Archive for the ‘The Shipibo’ Category

Shot Across the Bow

November 10, 2013

featuring Peter Roe, The Shipibo, Pottery History, and The Here and Now.

Peter Roe:
Peter Roe originally thought he’d be a potter.  He ended up an Anthropologist.  His research focused on the Shipibo Indians of the Upper Amazonian Ucayaki River.  Painted designs permeated Shipibo lives.  They were masters of geometric symmetry.  They could take any surface and, starting at one end, work across with a perfectly symmetrical design freehand with no pre-planning.

Hotel Tariri, in the Shipibo village where Peter worked, was attempting to cash in on the area’s nascent tourist trade.  The hotel was painted in Shipibo-inspired designs to attract guests.

The Shipibo:
Now we must delve into Shipibo cosmology (much abridged for everybody’s sake).  Life is a battle between chaos and order.  ‘Good vs. evil,’ if you wish.  There will always be both.  It’s up to us to keep chaos in check as best we can.  The vivid Shipibo geometric patterns expressed this struggle.  Bold, erratic, asymmetrical lines bounced all over the place.  Neat and tidy symmetrical lines surrounded and corralled the chaos.  A sort of design therapy.
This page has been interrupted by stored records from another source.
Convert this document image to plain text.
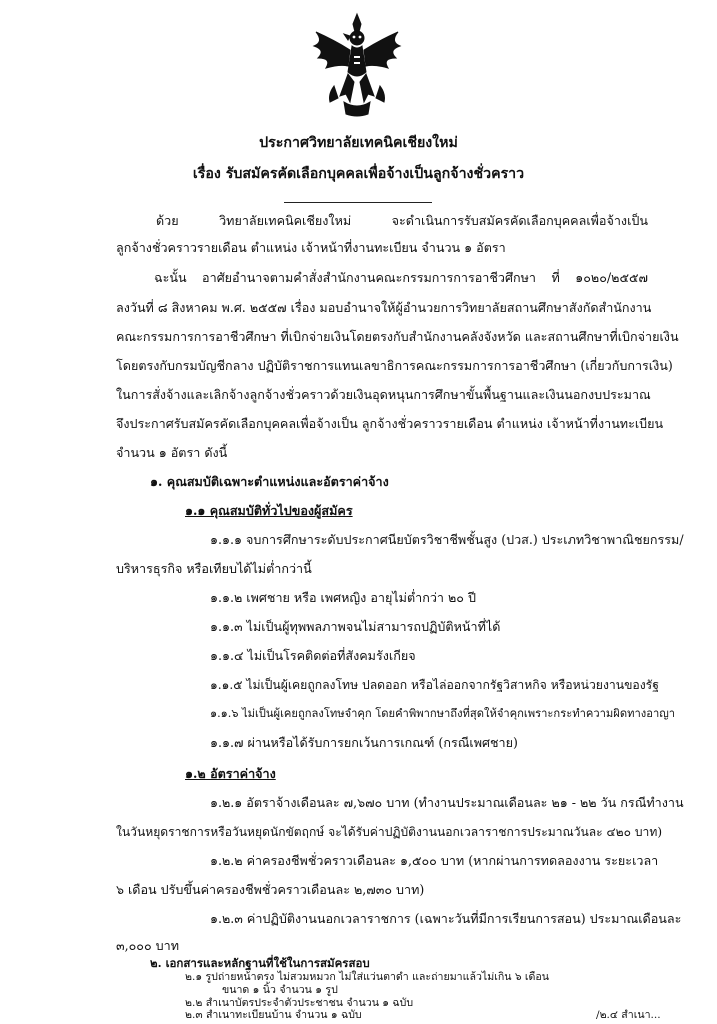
ประกาศวิทยาลัยเทคนิคเชียงใหม่
เรื่อง รับสมัครคัดเลือกบุคคลเพื่อจ้างเป็นลูกจ้างชั่วคราว
ด้วย วิทยาลัยเทคนิคเชียงใหม่ จะดำเนินการรับสมัครคัดเลือกบุคคลเพื่อจ้างเป็น
ลูกจ้างชั่วคราวรายเดือน ตำแหน่ง เจ้าหน้าที่งานทะเบียน จำนวน ๑ อัตรา
ฉะนั้น อาศัยอำนาจตามคำสั่งสำนักงานคณะกรรมการการอาชีวศึกษา ที่ ๑๐๒๐/๒๕๕๗
ลงวันที่ ๘ สิงหาคม พ.ศ. ๒๕๕๗ เรื่อง มอบอำนาจให้ผู้อำนวยการวิทยาลัยสถานศึกษาสังกัดสำนักงาน
คณะกรรมการการอาชีวศึกษา ที่เบิกจ่ายเงินโดยตรงกับสำนักงานคลังจังหวัด และสถานศึกษาที่เบิกจ่ายเงิน
โดยตรงกับกรมบัญชีกลาง ปฏิบัติราชการแทนเลขาธิการคณะกรรมการการอาชีวศึกษา (เกี่ยวกับการเงิน)
ในการสั่งจ้างและเลิกจ้างลูกจ้างชั่วคราวด้วยเงินอุดหนุนการศึกษาขั้นพื้นฐานและเงินนอกงบประมาณ
จึงประกาศรับสมัครคัดเลือกบุคคลเพื่อจ้างเป็น ลูกจ้างชั่วคราวรายเดือน ตำแหน่ง เจ้าหน้าที่งานทะเบียน
จำนวน ๑ อัตรา ดังนี้
๑. คุณสมบัติเฉพาะตำแหน่งและอัตราค่าจ้าง
๑.๑ คุณสมบัติทั่วไปของผู้สมัคร
๑.๑.๑ จบการศึกษาระดับประกาศนียบัตรวิชาชีพชั้นสูง (ปวส.) ประเภทวิชาพาณิชยกรรม/
บริหารธุรกิจ หรือเทียบได้ไม่ต่ำกว่านี้
๑.๑.๒ เพศชาย หรือ เพศหญิง อายุไม่ต่ำกว่า ๒๐ ปี
๑.๑.๓ ไม่เป็นผู้ทุพพลภาพจนไม่สามารถปฏิบัติหน้าที่ได้
๑.๑.๔ ไม่เป็นโรคติดต่อที่สังคมรังเกียจ
๑.๑.๕ ไม่เป็นผู้เคยถูกลงโทษ ปลดออก หรือไล่ออกจากรัฐวิสาหกิจ หรือหน่วยงานของรัฐ
๑.๑.๖ ไม่เป็นผู้เคยถูกลงโทษจำคุก โดยคำพิพากษาถึงที่สุดให้จำคุกเพราะกระทำความผิดทางอาญา
๑.๑.๗ ผ่านหรือได้รับการยกเว้นการเกณฑ์ (กรณีเพศชาย)
๑.๒ อัตราค่าจ้าง
๑.๒.๑ อัตราจ้างเดือนละ ๗,๖๗๐ บาท (ทำงานประมาณเดือนละ ๒๑ - ๒๒ วัน กรณีทำงาน
ในวันหยุดราชการหรือวันหยุดนักขัตฤกษ์ จะได้รับค่าปฏิบัติงานนอกเวลาราชการประมาณวันละ ๔๒๐ บาท)
๑.๒.๒ ค่าครองชีพชั่วคราวเดือนละ ๑,๕๐๐ บาท (หากผ่านการทดลองงาน ระยะเวลา
๖ เดือน ปรับขึ้นค่าครองชีพชั่วคราวเดือนละ ๒,๗๓๐ บาท)
๑.๒.๓ ค่าปฏิบัติงานนอกเวลาราชการ (เฉพาะวันที่มีการเรียนการสอน) ประมาณเดือนละ
๓,๐๐๐ บาท
๒. เอกสารและหลักฐานที่ใช้ในการสมัครสอบ
๒.๑ รูปถ่ายหน้าตรง ไม่สวมหมวก ไม่ใส่แว่นตาดำ และถ่ายมาแล้วไม่เกิน ๖ เดือน
ขนาด ๑ นิ้ว จำนวน ๑ รูป
๒.๒ สำเนาบัตรประจำตัวประชาชน จำนวน ๑ ฉบับ
๒.๓ สำเนาทะเบียนบ้าน จำนวน ๑ ฉบับ	/๒.๔ สำเนา...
The German guy who owned Hotel Tariri had no idea what Shipibo patterns meant.  He just laid on a bunch of wild lines.  Chaos incarnate.  The Shipibo felt his paint job caused needless psychic damage to the universe.

Pottery History:
Early 19th century Moravian pottery from Salem and Bethabara in North Carolina featured an amazing visual vocabulary.  Moravian slipware decoration included some of the most compelling floral compositions made in North America at the time.  These floral designs illustrated Moravian religious views.  Certain flowers represented specific saints, religious tenets, etc.

The Here and Now:
Modern redware potters adore the Moravian visual vocabulary.  We draw heavily from it in our work.  It’s a fair bet to assume we rarely, if ever, take into consideration specific saints’ days when frantically decorating before deadlines.

To be fair, the Moravians’ neighbors bought oodles of their pottery precisely because of the colorful designs – not the Moravian religious system.  So modern redware potters probably aren’t major players in today’s psychic damage arena.

But how deep does “inspiration” go – for redware potters or for anyone inspired by imagery beyond their own life experience?  Reflecting on the importance of understanding ones sources is always a healthy exercise.

A shot across the bow, in any case.

Readings:
Symmetry Comes of Age, The Role of Pattern in Society.  Dorothy Washburn and Donald Crowe, eds.  University of Washington press/Singapore.  2004.

Ceramics in America.  Robert Hunter, ed.  University of New Hampshire Press/Hanover New Hampshire.  2009.